Whole genome sequencing (WGS) can potentially be used to recognise two distinct precursor conditions to multiple myeloma (MM), according to new research. Because one of these conditions is clinically stable while the other is progressive, the finding has the potential to significantly alter management of patients.
“After more than 50 years of investigation of the relationship between myeloma precursor conditions and MM, the use of whole-genome analysis provides initial exiting evidence that myeloma precursor conditions with low disease burden at a high-risk of progression can be identified,” wrote study authors led by Prof Bénedith Oben, of Hasselt University in Belgium, in Nature Communications.
MM is consistently preceded by the asymptomatic expansion of clonal plasma cells, in conditions termed either monoclonal gammopathy of undetermined significance (MGUS) or smouldering myeloma (SMM). The two precursor conditions are seen in as many as 3% of the general population over the age of 40.

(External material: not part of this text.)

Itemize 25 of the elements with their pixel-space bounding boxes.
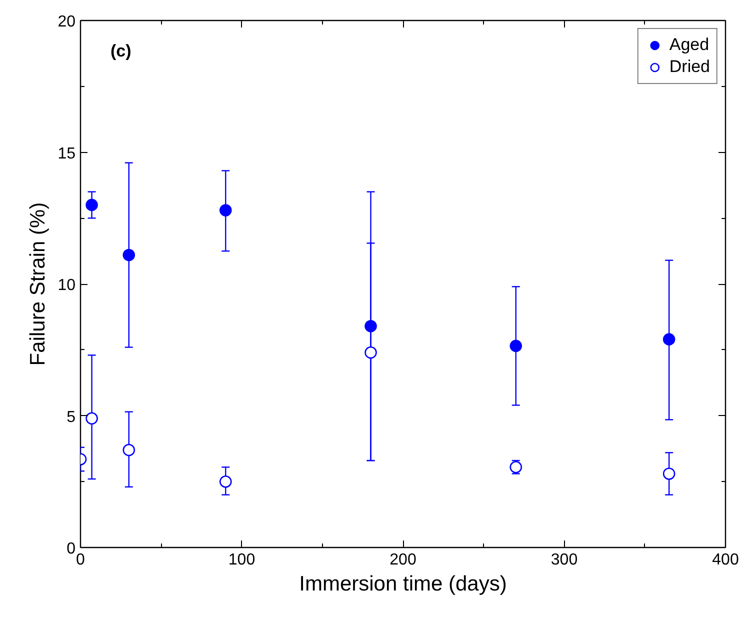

They are clinically very distinct, with only a small proportion of those with MGUS progressing to MM while about 60% of those with SMM progress within 10 years.
Surrogate markers of disease burden can be used to define a high-risk SMM group, but they fare worse in predicting risk for those with low disease burden.

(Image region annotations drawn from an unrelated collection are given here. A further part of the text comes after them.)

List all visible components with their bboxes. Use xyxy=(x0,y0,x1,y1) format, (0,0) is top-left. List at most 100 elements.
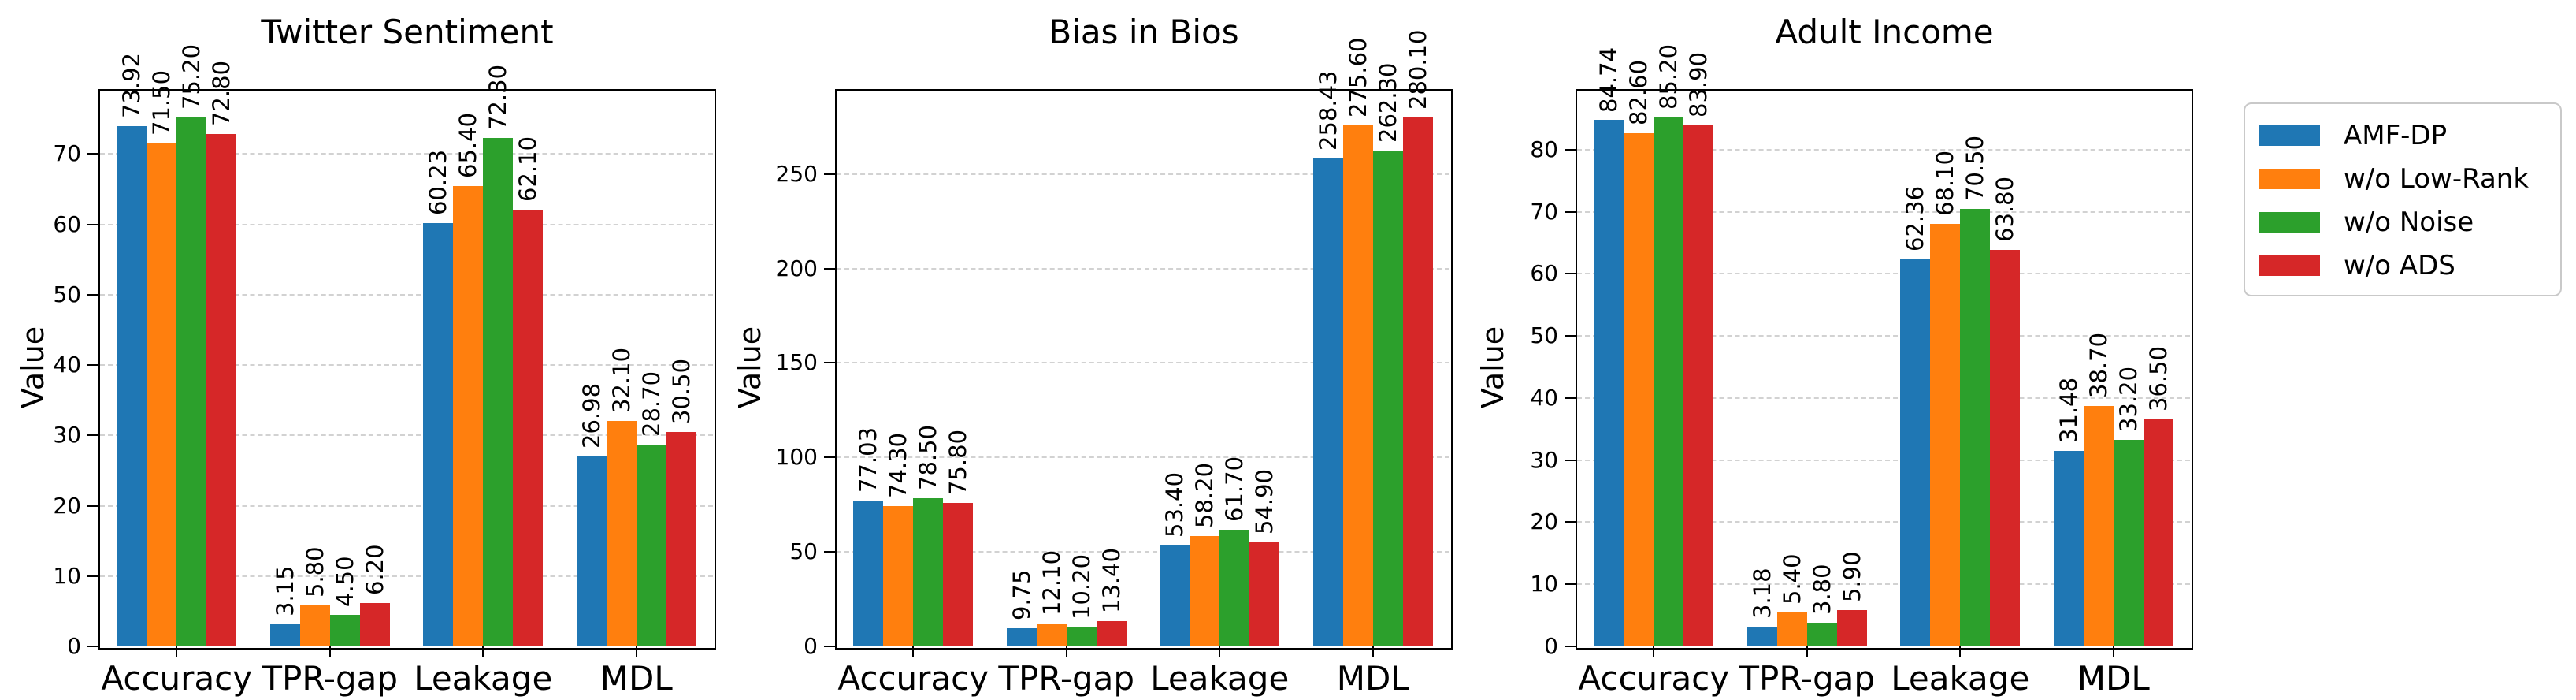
x-tick xyxy=(1219,646,1221,657)
legend-swatch-wo-low-rank xyxy=(2259,168,2320,189)
y-tick-label: 200 xyxy=(775,255,818,281)
y-tick-label: 50 xyxy=(1530,322,1558,349)
y-tick xyxy=(824,362,835,364)
y-tick-label: 60 xyxy=(53,210,81,237)
bar-value-label: 72.80 xyxy=(208,61,236,127)
bar-amf-dp xyxy=(1594,120,1624,646)
y-tick xyxy=(87,575,98,577)
bar-w-o-ads xyxy=(943,503,974,646)
gridline xyxy=(100,293,713,296)
bar-w-o-low-rank xyxy=(1190,536,1220,646)
bar-value-label: 58.20 xyxy=(1191,463,1219,529)
bar-amf-dp xyxy=(1312,158,1343,646)
bar-value-label: 53.40 xyxy=(1161,471,1189,538)
bar-value-label: 33.20 xyxy=(2114,367,2142,433)
bar-w-o-low-rank xyxy=(1624,133,1654,646)
x-tick xyxy=(1065,646,1067,657)
bar-w-o-low-rank xyxy=(1930,223,1961,646)
bar-w-o-ads xyxy=(1096,620,1127,646)
x-tick-label: TPR-gap xyxy=(998,659,1135,698)
gridline xyxy=(1577,521,2190,523)
bar-w-o-noise xyxy=(1066,627,1097,646)
bar-value-label: 72.30 xyxy=(484,64,512,130)
chart-title-bias-in-bios: Bias in Bios xyxy=(1049,13,1239,51)
bar-w-o-low-rank xyxy=(883,505,914,646)
bar-amf-dp xyxy=(1006,627,1037,646)
y-tick xyxy=(1565,210,1576,213)
y-tick xyxy=(824,646,835,647)
y-tick-label: 80 xyxy=(1530,136,1558,162)
x-tick-label: Accuracy xyxy=(101,659,253,698)
y-tick xyxy=(87,434,98,437)
y-tick xyxy=(1565,335,1576,337)
bar-w-o-noise xyxy=(176,117,207,646)
bar-w-o-noise xyxy=(483,137,514,646)
bar-value-label: 62.36 xyxy=(1902,185,1929,251)
bar-value-label: 12.10 xyxy=(1037,549,1065,616)
bar-value-label: 74.30 xyxy=(885,432,912,498)
y-tick-label: 0 xyxy=(1544,633,1558,659)
bar-value-label: 84.74 xyxy=(1595,47,1623,113)
gridline xyxy=(100,575,713,577)
bar-amf-dp xyxy=(117,126,147,646)
y-tick xyxy=(87,153,98,155)
gridline xyxy=(837,362,1449,364)
bar-w-o-low-rank xyxy=(606,420,637,646)
bar-value-label: 262.30 xyxy=(1374,62,1401,143)
y-tick-label: 150 xyxy=(775,349,818,376)
x-tick-label: Leakage xyxy=(1891,659,2030,698)
bar-w-o-ads xyxy=(1249,542,1280,646)
bar-w-o-low-rank xyxy=(1036,623,1067,646)
x-tick xyxy=(1653,646,1655,657)
gridline xyxy=(100,364,713,367)
bar-w-o-noise xyxy=(1806,623,1837,646)
bar-value-label: 280.10 xyxy=(1404,29,1431,110)
bar-value-label: 5.80 xyxy=(301,546,328,598)
y-tick-label: 40 xyxy=(53,352,81,378)
y-tick xyxy=(824,456,835,459)
x-tick xyxy=(1959,646,1962,657)
bar-w-o-noise xyxy=(636,444,666,646)
y-tick-label: 30 xyxy=(1530,446,1558,473)
bar-w-o-low-rank xyxy=(147,143,177,646)
y-tick-label: 40 xyxy=(1530,384,1558,411)
bar-value-label: 13.40 xyxy=(1097,547,1125,613)
bar-value-label: 61.70 xyxy=(1221,456,1249,523)
y-tick-label: 70 xyxy=(53,140,81,167)
legend-label: w/o Noise xyxy=(2344,206,2474,238)
gridline xyxy=(1577,397,2190,399)
y-tick-label: 20 xyxy=(53,492,81,519)
x-tick-label: Leakage xyxy=(414,659,553,698)
legend-label: w/o ADS xyxy=(2344,249,2455,281)
y-tick-label: 100 xyxy=(775,444,818,471)
gridline xyxy=(837,456,1449,459)
bar-value-label: 83.90 xyxy=(1685,52,1713,118)
bar-w-o-noise xyxy=(1960,208,1991,646)
bar-value-label: 258.43 xyxy=(1314,70,1342,151)
gridline xyxy=(1577,210,2190,213)
y-tick xyxy=(87,223,98,225)
bar-value-label: 5.40 xyxy=(1778,553,1806,605)
y-tick-label: 0 xyxy=(67,633,81,659)
y-axis-label: Value xyxy=(1475,326,1510,409)
bar-w-o-ads xyxy=(513,209,544,646)
bar-value-label: 4.50 xyxy=(331,556,358,607)
gridline xyxy=(1577,583,2190,586)
bar-amf-dp xyxy=(1746,626,1777,646)
legend-item: w/o ADS xyxy=(2259,244,2549,287)
legend: AMF-DP w/o Low-Rank w/o Noise w/o ADS xyxy=(2244,102,2562,296)
bar-value-label: 54.90 xyxy=(1251,469,1279,535)
x-tick-label: TPR-gap xyxy=(1739,659,1876,698)
bar-amf-dp xyxy=(576,456,607,646)
y-tick-label: 10 xyxy=(53,562,81,589)
axes-bias-in-bios: 0 50 100 150 200 250 Accuracy 77.03 74.30 78.50 75… xyxy=(776,29,1453,698)
legend-item: w/o Low-Rank xyxy=(2259,157,2549,200)
y-tick xyxy=(1565,273,1576,275)
chart-title-twitter-sentiment: Twitter Sentiment xyxy=(261,13,554,51)
bar-w-o-low-rank xyxy=(1342,125,1373,646)
legend-swatch-wo-noise xyxy=(2259,211,2320,233)
bar-amf-dp xyxy=(853,501,884,646)
bar-amf-dp xyxy=(269,624,300,646)
bar-value-label: 78.50 xyxy=(915,424,942,490)
bar-value-label: 77.03 xyxy=(855,427,882,493)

Using WGS, the researchers examined the mutational landscape of 18 MGUS and 14 SMMs, and compared them with that of 80 MMs. They found distinct genomic signatures for the two precursor conditions, and despite the small numbers included they said the two had “striking differences.”
In one of the two entities described, the precursor condition was characterised by enough myeloma genomic defining events to confer malignant potential associated with progressive disease. In the other, there was a lower burden of genetic events, suggesting a likely prolonged, indolent, and clinically stable course.
“The application of this technology in the clinic has the potential to significantly alter the management of individual patients but will require confirmation in larger studies,” the authors wrote.
“Going forward, improved and biology-oriented strategies to accurately identify patients with progressive myeloma precursor condition before clonal expansion (i) will allow earlier initiation of therapy before onset of end-organ damage to avoid severe clinical complications, ii) will prevent patients with precursor conditions from being overtreated.”